Julie Field spent a lot of time during the pandemic chasing her two donkeys, Rosie and Peanut, and a mule named Gully around a neighbor’s pasture in Concord. Along with the animals, she hiked the property with a self-described “motley crew” of good friends: Stephanie Tilton, Eleanor Kuchar, Jane Huber, Jane’s husband, Gee Kiwanuka, and their son, Ezekiel.

“I always knew it was beautiful out here, but I saw more. For instance, Stephanie showed me the difference between a hawk’s wings and a turkey buzzard’s wings.” And Eleanor, studying to be a veterinarian, showed them an acorn filled with an ant colony.

On Saturday mornings, the group would meet for coffee with other friends. In the early days of the pandemic, their chairs were 6 feet apart. The tradition continues, but the chairs are closer.

“Life slowed down,” Field said. “It would be easy to get sped up again, especially in New England. I don’t want that to happen. I want to keep appreciating these people around me.”

A great-great coincidence

Jessica Pesce
Associate Dean for Faculty Affairs, Graduate School of Education

Jessica Pesce is pictured with her husband Dan Ullucci and son Antonio Ullucci in their Arlington home.

It seems like everyone left something on their desk when Harvard closed due to COVID in March 2020. For Jessica Pesce, who was six months pregnant at the time, it was baby gifts she had received from her Ed School colleagues. She jokes that she and her husband, Dan Ullucci, have been in double survival mode adjusting to both parenthood and the pandemic.
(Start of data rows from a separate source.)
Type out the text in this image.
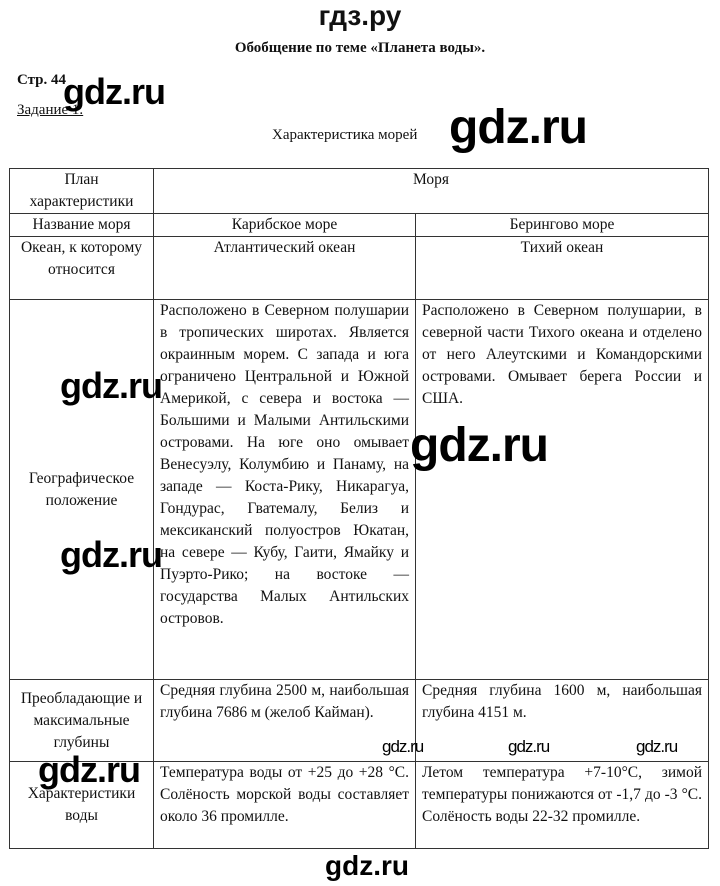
гдз.ру
Обобщение по теме «Планета воды».
Стр. 44
Задание 1.
Характеристика морей
План характеристики	Моря	
Название моря	Карибское море	Берингово море
Океан, к которому относится	Атлантический океан	Тихий океан
Географическое положение	Расположено в Северном полушарии в тропических широтах. Является окраинным морем. С запада и юга ограничено Центральной и Южной Америкой, с севера и востока — Большими и Малыми Антильскими островами. На юге оно омывает Венесуэлу, Колумбию и Панаму, на западе — Коста-Рику, Никарагуа, Гондурас, Гватемалу, Белиз и мексиканский полуостров Юкатан, на севере — Кубу, Гаити, Ямайку и Пуэрто-Рико; на востоке — государства Малых Антильских островов.	Расположено в Северном полушарии, в северной части Тихого океана и отделено от него Алеутскими и Командорскими островами. Омывает берега России и США.
Преобладающие и максимальные глубины	Средняя глубина 2500 м, наибольшая глубина 7686 м (желоб Кайман).	Средняя глубина 1600 м, наибольшая глубина 4151 м.
Характеристики воды	Температура воды от +25 до +28 °С. Солёность морской воды составляет около 36 промилле.	Летом температура +7-10°С, зимой температуры понижаются от -1,7 до -3 °С. Солёность воды 22-32 промилле.
gdz.ru
gdz.ru
gdz.ru
gdz.ru
gdz.ru
gdz.ru	gdz.ru	gdz.ru
gdz.ru
gdz.ru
“He’s happy and healthy,” Pesce says of baby Antonio. “While working, I get to run downstairs and see him at lunch. Yet his first year sometimes seems like a blur.”
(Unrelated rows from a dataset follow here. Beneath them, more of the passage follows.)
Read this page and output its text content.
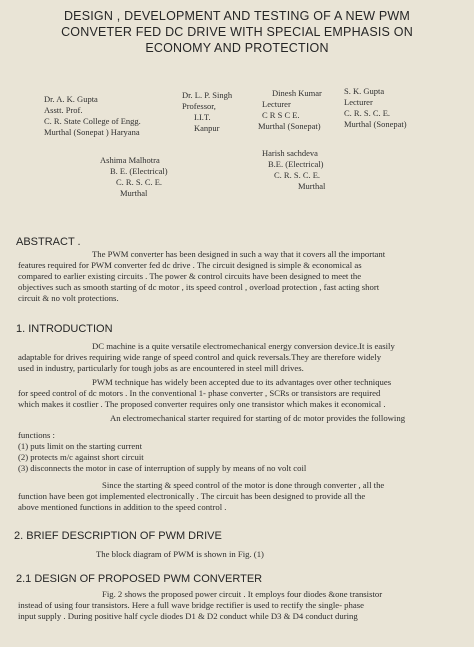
DESIGN , DEVELOPMENT AND TESTING OF A NEW PWM
CONVETER FED DC DRIVE WITH SPECIAL EMPHASIS ON
ECONOMY AND PROTECTION
Dr. A. K. Gupta
Asstt. Prof.
C. R. State College of Engg.
Murthal (Sonepat ) Haryana
Dr. L. P. Singh
Professor,
I.I.T.
Kanpur
Dinesh Kumar
Lecturer
C R S C E.
Murthal (Sonepat)
S. K. Gupta
Lecturer
C. R. S. C. E.
Murthal (Sonepat)
Ashima Malhotra
B. E. (Electrical)
C. R. S. C. E.
Murthal
Harish sachdeva
B.E. (Electrical)
C. R. S. C. E.
Murthal
ABSTRACT .
The PWM converter has been designed in such a way that it covers all the important
features required for PWM converter fed dc drive . The circuit designed is simple & economical as
compared to earlier existing circuits . The power & control circuits have been designed to meet the
objectives such as smooth starting of dc motor , its speed control , overload protection , fast acting short
circuit & no volt protections.
1. INTRODUCTION
DC machine is a quite versatile electromechanical energy conversion device.It is easily
adaptable for drives requiring wide range of speed control and quick reversals.They are therefore widely
used in industry, particularly for tough jobs as are encountered in steel mill drives.
PWM technique has widely been accepted due to its advantages over other techniques
for speed control of dc motors . In the conventional 1- phase converter , SCRs or transistors are required
which makes it costlier . The proposed converter requires only one transistor which makes it economical .
An electromechanical starter required for starting of dc motor provides the following
functions :
(1) puts limit on the starting current
(2) protects m/c against short circuit
(3) disconnects the motor in case of interruption of supply by means of no volt coil
Since the starting & speed control of the motor is done through converter , all the
function have been got implemented electronically . The circuit has been designed to provide all the
above mentioned functions in addition to the speed control .
2. BRIEF DESCRIPTION OF PWM DRIVE
The block diagram of PWM is shown in Fig. (1)
2.1 DESIGN OF PROPOSED PWM CONVERTER
Fig. 2 shows the proposed power circuit . It employs four diodes &one transistor
instead of using four transistors. Here a full wave bridge rectifier is used to rectify the single- phase
input supply . During positive half cycle diodes D1 & D2 conduct while D3 & D4 conduct during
The pandemic has delayed Antonio’s introduction to all the relatives at the big Thanksgiving meal Pesce’s parents have hosted for 40 years, or at the Feast of the Seven Fishes she hosts herself on Christmas Eve. But in the meantime, she and two other relatives started to dig into their family’s genealogy and found an interesting connection.

Turns out that baby Antonio’s great-great-grandfather on the Pesce side and his great-great-grandfather on the Ullucci side had traveled to Boston on the same ship from Naples in June 1910, but no one knows if these two men met aboard the Romanic. In 1918, Boston was ravaged by the Spanish Flu. These men survived, and now their great-great-grandson Antonio will have his own pandemic story to tell.